My response is a "yes, but." I'm certainly an economic conservative, but I'm also a realist, and I know that the acceptance of ANY degree of welfare distorts the perspectives and behavior of the entire population. While I do believe an argument against unemployment insurance to any degree (and it would have to be a "remove all" to evoke the necessary change in behavior) would have made sense in 1911, the year is 2010, we're in a recession, and the large bank accounts, investments, community and family support, and austere spending behavior that accompany a libertarian society are not in place and will not be in place for quite some time to come. Such changes would be better implemented in good times economically, so that private charity and the community can handle the burden of the transition well, caring for their poor (in a reasonable, authoritative manner of course) at a time when they can. So what is my argument?

My argument is that you don't want an excessive amount of job acceptance, or job search. I'll explain my case with an example: you have a pHD level Mathematician who has been trained for years in the development of algorithms and their implementation in computers, both at the hardware and software level, and the instruction of students. He loses his job at the university, due to a cut in funding, a common effect of recessions and political disagreements about the allocation of research funds. Facing a deadline on his unemployment benefits, he takes a job as a waiter at a fancy restaurant, earning about 40 grand a year, using his academic manners and knowledge as the requisite refinement.
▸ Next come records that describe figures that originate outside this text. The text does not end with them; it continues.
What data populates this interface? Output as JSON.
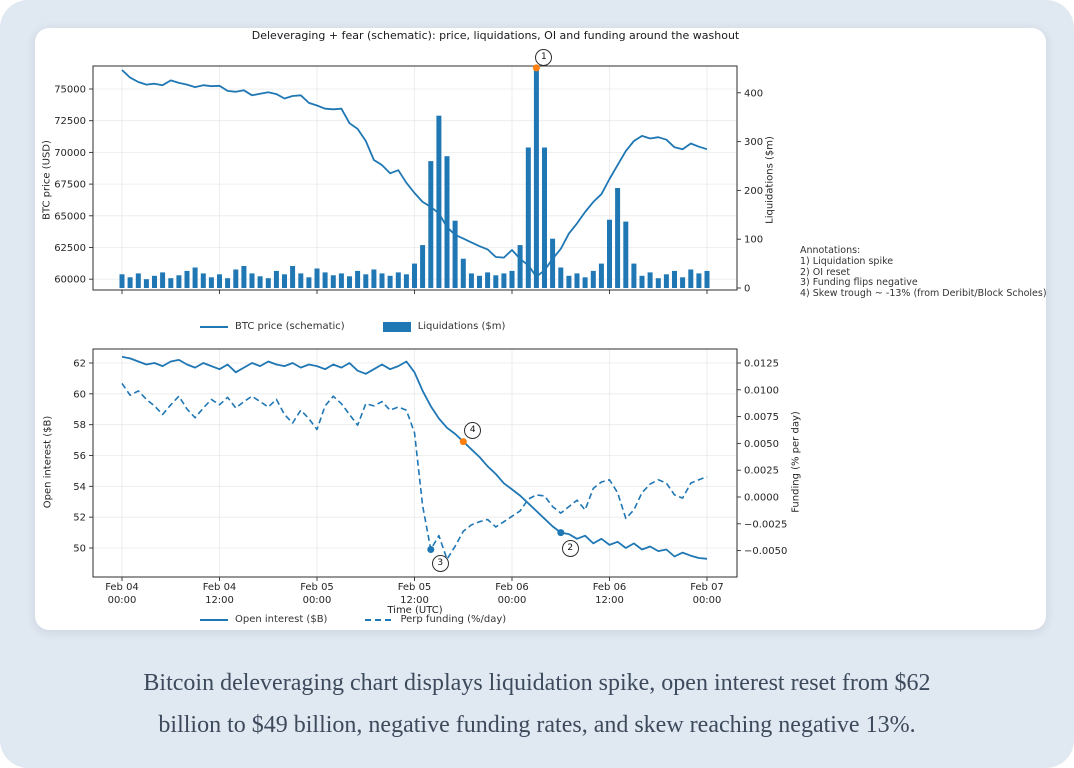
{
  "page": {
    "background": "#e0e8f1",
    "card_background": "#ffffff",
    "caption_line1": "Bitcoin deleveraging chart displays liquidation spike, open interest reset from $62",
    "caption_line2": "billion to $49 billion, negative funding rates, and skew reaching negative 13%."
  },
  "figure": {
    "annotations_note": {
      "heading": "Annotations:",
      "items": [
        "1) Liquidation spike",
        "2) OI reset",
        "3) Funding flips negative",
        "4) Skew trough ~ -13% (from Deribit/Block Scholes)"
      ]
    }
  },
  "chart_data": [
    {
      "type": "line+bar",
      "title": "Deleveraging + fear (schematic): price, liquidations, OI and funding around the washout",
      "x_unit": "hours from Feb 04 00:00 UTC",
      "x_tick_hours": [
        0,
        12,
        24,
        36,
        48,
        60,
        72
      ],
      "x_tick_labels": [
        [
          "Feb 04",
          "00:00"
        ],
        [
          "Feb 04",
          "12:00"
        ],
        [
          "Feb 05",
          "00:00"
        ],
        [
          "Feb 05",
          "12:00"
        ],
        [
          "Feb 06",
          "00:00"
        ],
        [
          "Feb 06",
          "12:00"
        ],
        [
          "Feb 07",
          "00:00"
        ]
      ],
      "left_axis": {
        "label": "BTC price (USD)",
        "tick_values": [
          60000,
          62500,
          65000,
          67500,
          70000,
          72500,
          75000
        ],
        "tick_labels": [
          "60000",
          "62500",
          "65000",
          "67500",
          "70000",
          "72500",
          "75000"
        ],
        "range": [
          59000,
          76800
        ]
      },
      "right_axis": {
        "label": "Liquidations ($m)",
        "tick_values": [
          0,
          100,
          200,
          300,
          400
        ],
        "tick_labels": [
          "0",
          "100",
          "200",
          "300",
          "400"
        ],
        "range": [
          0,
          460
        ]
      },
      "grid": true,
      "legend_position": "below",
      "series": [
        {
          "name": "BTC price (schematic)",
          "type": "line",
          "axis": "left",
          "color": "#1f77b4",
          "values": [
            76500,
            75900,
            75550,
            75350,
            75420,
            75300,
            75680,
            75480,
            75350,
            75150,
            75300,
            75220,
            75250,
            74850,
            74780,
            74900,
            74500,
            74620,
            74750,
            74600,
            74250,
            74450,
            74500,
            73900,
            73700,
            73450,
            73400,
            73450,
            72300,
            71850,
            70900,
            69400,
            69000,
            68350,
            68600,
            67600,
            66800,
            66100,
            65700,
            65200,
            64100,
            63500,
            63200,
            62900,
            62600,
            62350,
            61750,
            61700,
            62300,
            61600,
            61100,
            60200,
            60700,
            61600,
            62400,
            63600,
            64400,
            65300,
            66100,
            66700,
            67900,
            69000,
            70100,
            70900,
            71300,
            71100,
            71200,
            71000,
            70400,
            70250,
            70700,
            70450,
            70250
          ]
        },
        {
          "name": "Liquidations ($m)",
          "type": "bar",
          "axis": "right",
          "color": "#1f77b4",
          "values": [
            28,
            22,
            30,
            18,
            25,
            32,
            20,
            26,
            35,
            42,
            30,
            22,
            28,
            20,
            38,
            45,
            30,
            24,
            20,
            35,
            28,
            45,
            30,
            22,
            40,
            32,
            26,
            30,
            24,
            35,
            28,
            38,
            30,
            25,
            32,
            28,
            50,
            88,
            260,
            353,
            270,
            138,
            60,
            30,
            25,
            32,
            26,
            30,
            35,
            88,
            288,
            451,
            288,
            101,
            42,
            25,
            30,
            22,
            35,
            50,
            140,
            205,
            136,
            50,
            25,
            32,
            20,
            28,
            35,
            22,
            38,
            30,
            35
          ]
        }
      ],
      "markers": [
        {
          "label": "1",
          "t": 51,
          "axis": "right",
          "value": 451,
          "color": "#ff7f0e",
          "badge_dx": 7,
          "badge_dy": -11
        }
      ]
    },
    {
      "type": "line",
      "xlabel": "Time (UTC)",
      "x_tick_hours": [
        0,
        12,
        24,
        36,
        48,
        60,
        72
      ],
      "x_tick_labels": [
        [
          "Feb 04",
          "00:00"
        ],
        [
          "Feb 04",
          "12:00"
        ],
        [
          "Feb 05",
          "00:00"
        ],
        [
          "Feb 05",
          "12:00"
        ],
        [
          "Feb 06",
          "00:00"
        ],
        [
          "Feb 06",
          "12:00"
        ],
        [
          "Feb 07",
          "00:00"
        ]
      ],
      "left_axis": {
        "label": "Open interest ($B)",
        "tick_values": [
          50,
          52,
          54,
          56,
          58,
          60,
          62
        ],
        "tick_labels": [
          "50",
          "52",
          "54",
          "56",
          "58",
          "60",
          "62"
        ],
        "range": [
          48.1,
          62.9
        ]
      },
      "right_axis": {
        "label": "Funding (% per day)",
        "tick_values": [
          -0.005,
          -0.0025,
          0.0,
          0.0025,
          0.005,
          0.0075,
          0.01,
          0.0125
        ],
        "tick_labels": [
          "−0.0050",
          "−0.0025",
          "0.0000",
          "0.0025",
          "0.0050",
          "0.0075",
          "0.0100",
          "0.0125"
        ],
        "range": [
          -0.0074,
          0.0137
        ]
      },
      "grid": true,
      "legend_position": "below",
      "series": [
        {
          "name": "Open interest ($B)",
          "type": "line",
          "dash": "solid",
          "axis": "left",
          "color": "#1f77b4",
          "values": [
            62.4,
            62.3,
            62.1,
            61.9,
            62.0,
            61.8,
            62.1,
            62.2,
            61.9,
            61.7,
            62.0,
            61.8,
            61.6,
            61.9,
            61.4,
            61.7,
            62.0,
            61.8,
            62.1,
            61.9,
            61.8,
            62.0,
            61.7,
            61.9,
            61.8,
            61.6,
            61.9,
            61.7,
            62.0,
            61.5,
            61.3,
            61.6,
            61.9,
            61.6,
            61.8,
            62.1,
            61.4,
            60.2,
            59.2,
            58.4,
            57.8,
            57.4,
            56.9,
            56.4,
            55.9,
            55.3,
            54.8,
            54.2,
            53.8,
            53.4,
            52.9,
            52.4,
            51.9,
            51.4,
            51.0,
            50.9,
            50.6,
            50.8,
            50.3,
            50.6,
            50.2,
            50.4,
            50.0,
            50.3,
            49.9,
            50.1,
            49.8,
            49.9,
            49.45,
            49.7,
            49.5,
            49.35,
            49.3
          ]
        },
        {
          "name": "Perp funding (%/day)",
          "type": "line",
          "dash": "dashed",
          "axis": "right",
          "color": "#1f77b4",
          "values": [
            0.0106,
            0.0095,
            0.0099,
            0.0091,
            0.0085,
            0.0077,
            0.0086,
            0.0094,
            0.0082,
            0.0074,
            0.0083,
            0.0091,
            0.0086,
            0.0093,
            0.0083,
            0.0089,
            0.0094,
            0.0089,
            0.0084,
            0.0091,
            0.0077,
            0.0069,
            0.0081,
            0.0073,
            0.0063,
            0.0085,
            0.0094,
            0.0087,
            0.0077,
            0.0067,
            0.0087,
            0.0085,
            0.0089,
            0.0081,
            0.0084,
            0.0081,
            0.006,
            -0.0008,
            -0.0049,
            -0.0036,
            -0.0058,
            -0.0046,
            -0.0032,
            -0.0026,
            -0.0023,
            -0.0021,
            -0.0028,
            -0.0023,
            -0.0018,
            -0.0013,
            -0.0002,
            0.0002,
            0.0001,
            -0.0009,
            -0.0015,
            -0.0009,
            -0.0003,
            -0.0012,
            0.0008,
            0.0014,
            0.0016,
            0.0004,
            -0.002,
            -0.0012,
            0.0004,
            0.0012,
            0.0016,
            0.0013,
            0.0002,
            -0.0001,
            0.0013,
            0.0016,
            0.0019
          ]
        }
      ],
      "markers": [
        {
          "label": "4",
          "t": 42,
          "axis": "left",
          "value": 56.9,
          "color": "#ff7f0e",
          "badge_dx": 9,
          "badge_dy": -12
        },
        {
          "label": "2",
          "t": 54,
          "axis": "left",
          "value": 51.0,
          "color": "#1f77b4",
          "badge_dx": 9,
          "badge_dy": 15
        },
        {
          "label": "3",
          "t": 38,
          "axis": "right",
          "value": -0.0049,
          "color": "#1f77b4",
          "badge_dx": 9,
          "badge_dy": 13
        }
      ]
    }
  ]
}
In result, America has lost a mathematician, something we always have too little of, along with all the research and its improvements to industry that would've come through the completion of his life, and the availability of a well-paid, family-wage job for a less educated member of society, most likely leading to that members children being raised in poverty and a toxic environment where they themselves are unable to grow to full economic potential. While Barro is most likely correct in decreasing the rate of unemployment, it is the damage to the economy inflicted by the unemployment, and not its actual amount, that must be considered. Unemployment might be only 7%, but the damage to the human capital of society, both in terms of lost educated labor and advancement potential of the poorer classes, and the resulting devaluation of assets, efficiency and industrial production, could equal more then that under normal conditions.

Exactly how much more? I don't know, but it is a question that would need to be answered before the nation proceeds with such logic. We must act in foresight.

Furthermore, in a severe recession where current indicators (including government debt) seem to be indicating only a further downward spiral, the situation outlined above with the pHD level mathematician is actually very realisitic under any number of weeks less than what Obama has extended unemployment to. Still, it needs to be understood, and possibly bankrolled against with government bonds to hold congress to contract, that this is a wholly temporary condition and, in good times, unemployment benefits will be completely nixed to begin a positive transformation in behavior at a time when it can happen.

Unemployment benefits cannot be seen as a long-term solution, as Barro also states correctly that the tax burden of increasing unemployment payout WILL magnify a recession, leading to more ending up unemployed. We need to go back to savings and community, but we can't do it now any more then a man being dragged under by water moccasins can fight them off his back. We will have to wait, and pray, and curse FDR's name, but action, it will and must wait.